We all experience fears, but phobias are something else. A phobia is an intense, inexplicable and irrational fear of something specific. Phobias are interesting elements in fiction. Indiana Jones’ intense fear of snakes raises the stakes in his adventures and makes him more vulnerable and appealing.

The latest edition of the Diagnostic and Statistical Manual of Mental Disorders (DSM-5) — the book used by doctors, insurance companies, etc. to define diagnoses — altered the clinical definition of Specific (AKA Simple) Phobias, Social Anxiety Disorder (Social Phobia) and Agoraphobia so that the individual does not have to recognize that their fear is out-of-proportion to receive a diagnosis. It’s an interesting change from the previous editions.

Why am I interested in this? It’s fascinating and there is something poetic — and scary — about the previous requirement that the phobic individual acknowledge that their fear was exaggerated — the essence of a phobia. It was a Catch-22.

Getting back to phobias and fears in fiction — phobias have long been a staple of suspense thrillers, horror and mystery genres in both books and movies. Hitchcock’s masterpiece “Vertigo” is hard to resist. And, if you’ve never seen the Mel Brooks’ spoof “High Anxiety” I recommend that you seek it out. It’s a hoot! Brooks, with his characteristic manic silliness and sharp eye, riffs on an entire catalog of Hitchcock’s phobia inspiring gambits, from the shower scene that convinced many people to take baths to a threatening swarm of birds.

Fear, in small doses, is an element in pleasure. We LIKE to be afraid, a little afraid, on roller coasters, in fast cars, on skis, etc. We enjoy the fear, the safe fear, induced by a scary story. Horror & terror are not the only genres that rely on fear. An adventure story would be flat if fear is removed from the risk/reward equation. Genuine jeopardy requires a dollop of fear. Where would romantic suspense be without jeopardy?

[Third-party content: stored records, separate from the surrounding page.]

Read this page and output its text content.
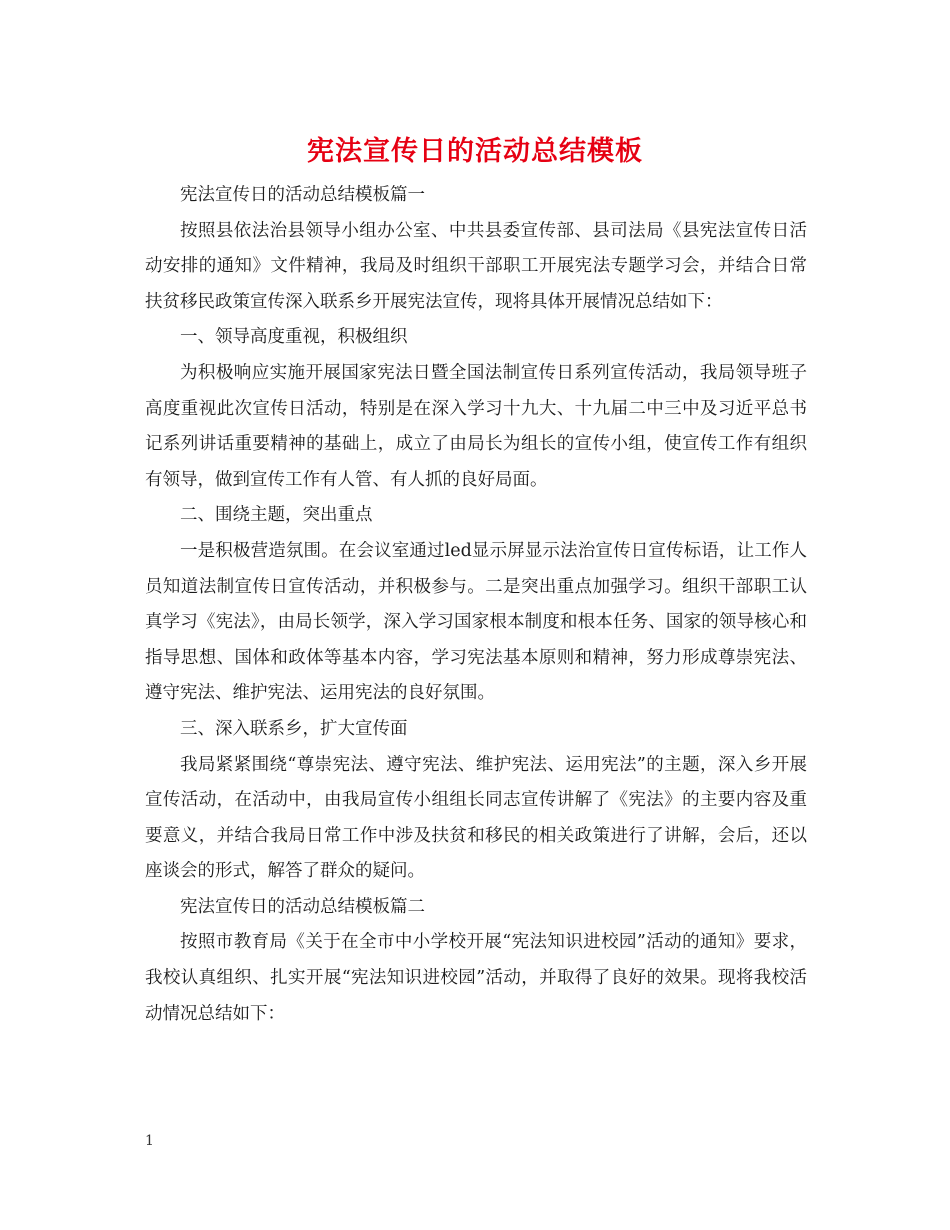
宪法宣传日的活动总结模板

宪法宣传日的活动总结模板篇一

按照县依法治县领导小组办公室、中共县委宣传部、县司法局《县宪法宣传日活动安排的通知》文件精神，我局及时组织干部职工开展宪法专题学习会，并结合日常扶贫移民政策宣传深入联系乡开展宪法宣传，现将具体开展情况总结如下：

一、领导高度重视，积极组织

为积极响应实施开展国家宪法日暨全国法制宣传日系列宣传活动，我局领导班子高度重视此次宣传日活动，特别是在深入学习十九大、十九届二中三中及习近平总书记系列讲话重要精神的基础上，成立了由局长为组长的宣传小组，使宣传工作有组织有领导，做到宣传工作有人管、有人抓的良好局面。

二、围绕主题，突出重点

一是积极营造氛围。在会议室通过led显示屏显示法治宣传日宣传标语，让工作人员知道法制宣传日宣传活动，并积极参与。二是突出重点加强学习。组织干部职工认真学习《宪法》，由局长领学，深入学习国家根本制度和根本任务、国家的领导核心和指导思想、国体和政体等基本内容，学习宪法基本原则和精神，努力形成尊崇宪法、遵守宪法、维护宪法、运用宪法的良好氛围。

三、深入联系乡，扩大宣传面

我局紧紧围绕“尊崇宪法、遵守宪法、维护宪法、运用宪法”的主题，深入乡开展宣传活动，在活动中，由我局宣传小组组长同志宣传讲解了《宪法》的主要内容及重要意义，并结合我局日常工作中涉及扶贫和移民的相关政策进行了讲解，会后，还以座谈会的形式，解答了群众的疑问。

宪法宣传日的活动总结模板篇二

按照市教育局《关于在全市中小学校开展“宪法知识进校园”活动的通知》要求，我校认真组织、扎实开展“宪法知识进校园”活动，并取得了良好的效果。现将我校活动情况总结如下：

1
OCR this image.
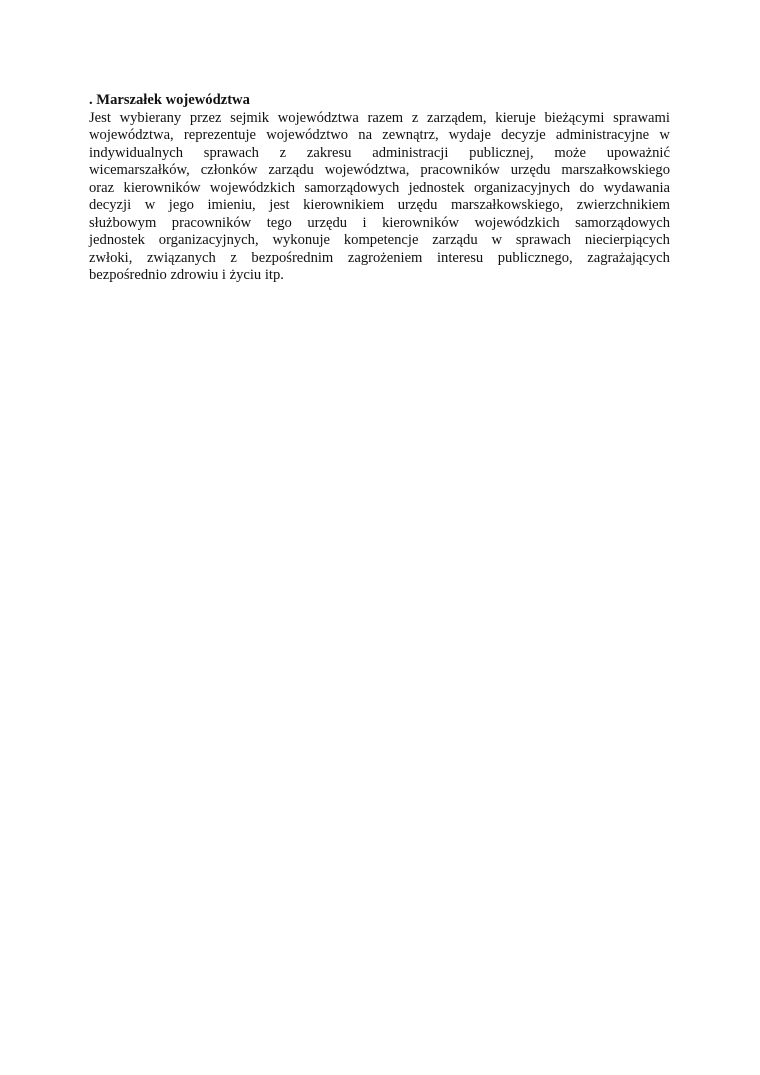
. Marszałek województwa
Jest wybierany przez sejmik województwa razem z zarządem, kieruje bieżącymi sprawami
województwa, reprezentuje województwo na zewnątrz, wydaje decyzje administracyjne w
indywidualnych sprawach z zakresu administracji publicznej, może upoważnić
wicemarszałków, członków zarządu województwa, pracowników urzędu marszałkowskiego
oraz kierowników wojewódzkich samorządowych jednostek organizacyjnych do wydawania
decyzji w jego imieniu, jest kierownikiem urzędu marszałkowskiego, zwierzchnikiem
służbowym pracowników tego urzędu i kierowników wojewódzkich samorządowych
jednostek organizacyjnych, wykonuje kompetencje zarządu w sprawach niecierpiących
zwłoki, związanych z bezpośrednim zagrożeniem interesu publicznego, zagrażających
bezpośrednio zdrowiu i życiu itp.
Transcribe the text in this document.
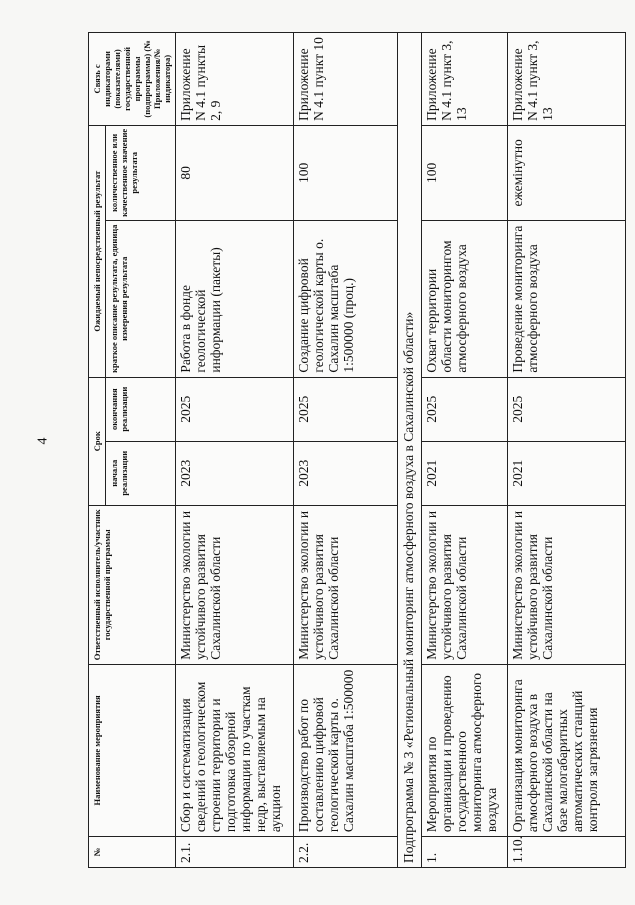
4
№	Наименование мероприятия	Ответственный исполнитель/участник государственной программы	Срок		Ожидаемый непосредственный результат		Связь с индикаторами (показателями) государственной программы (подпрограммы) (№ Приложения/№ индикатора)
			начала реализации	окончания реализации	краткое описание результата, единица измерения результата	количественное или качественное значение результата	
2.1.	Сбор и систематизация сведений о геологическом строении территории и подготовка обзорной информации по участкам недр, выставляемым на аукцион	Министерство экологии и устойчивого развития Сахалинской области	2023	2025	Работа в фонде геологической информации (пакеты)	80	Приложение N 4.1 пункты 2, 9
2.2.	Производство работ по составлению цифровой геологической карты о. Сахалин масштаба 1:500000	Министерство экологии и устойчивого развития Сахалинской области	2023	2025	Создание цифровой геологической карты о. Сахалин масштаба 1:500000 (проц.)	100	Приложение N 4.1 пункт 10
Подпрограмма № 3 «Региональный мониторинг атмосферного воздуха в Сахалинской области»							
1.	Мероприятия по организации и проведению государственного мониторинга атмосферного воздуха	Министерство экологии и устойчивого развития Сахалинской области	2021	2025	Охват территории области мониторингом атмосферного воздуха	100	Приложение N 4.1 пункт 3, 13
1.10.	Организация мониторинга атмосферного воздуха в Сахалинской области на базе малогабаритных автоматических станций контроля загрязнения	Министерство экологии и устойчивого развития Сахалинской области	2021	2025	Проведение мониторинга атмосферного воздуха	ежемінутно	Приложение N 4.1 пункт 3, 13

Even cozy mysteries, of the Agatha Christie ilk, which start with a body in the library or the suspicious aroma of bitter almond in the afternoon sherry, offer a pinch of fear. The violence is “off stage” but unnatural death interferes with “peaceful” domesticity. Fear undermines the usual course of life and it always plays some role in the story. Usually it’s just the maid fainting at the sight of the dead body or an old lady tittering as she shares the horrible story with a friend, but it’s basically the same thing as roller coaster fear.

Fear is fun — but a little bit goes a long way!


  1. Fear is one of those contrast emotions isn’t it? Leaving it out would be like cooking a dish without salt. I know food is meant to be healthier with salt, but as you say, a little dash goes a long way. 😉

    • Candy

      Perfect analogy!
      Cooking without salt leaves everything flat. That dash of salt in cookie dough is necessary.

      There’s also the stark contrast between fear and laughter (or fear and relief) that’s like a chocolate covered pretzel — a roller coaster ride of snacking. LOL…

    • Candy

      Forever and always… if you are having fun. Life without a touch of fear means life is dull. The roller coaster we call life has climbs, dips and scary moments.

  2. Odd thought, you have to know you have a problem to get help. When you consider that it is only the sane that question their sanity, this would mean the crazies are running free. But they don’t realize their freedom.

    I never used to enjoy horror and scary stuff. You could say I had a phobia of phobias. But I have grown and explored more of the world, learning to enjoy smaller fears has worked into the enjoyment of larger fears.

    • Candy

      Of course all fears — especially the big ones — are more fun in fiction.

      I, too, have grown more comfortable with horror. I was one of those little kids with nightmares and my parents tried to protect me. The more they tried to protect me the more I capable I became of turing benign images and stories into horror. Now, I really enjoy a scary story! And yet, my imagination is still better at producing scary stuff than any horror flick.

  3. I’ve always loved being scared and scaring others… guess that says a lot about my childhood 😉 The more I work on my novel, it’s getting hard to see the forest for the trees when it come to how well I may or may not be at creating suspense and playing on fears. The only true phobia I have is a fear of heights, and it’s only grown worse as I’ve aged.

    • Candy

      A phobic fear of height (like claustrophobia and agoraphobia) can get in the way of life AND it’s great in fiction. Is it making its way into your novel?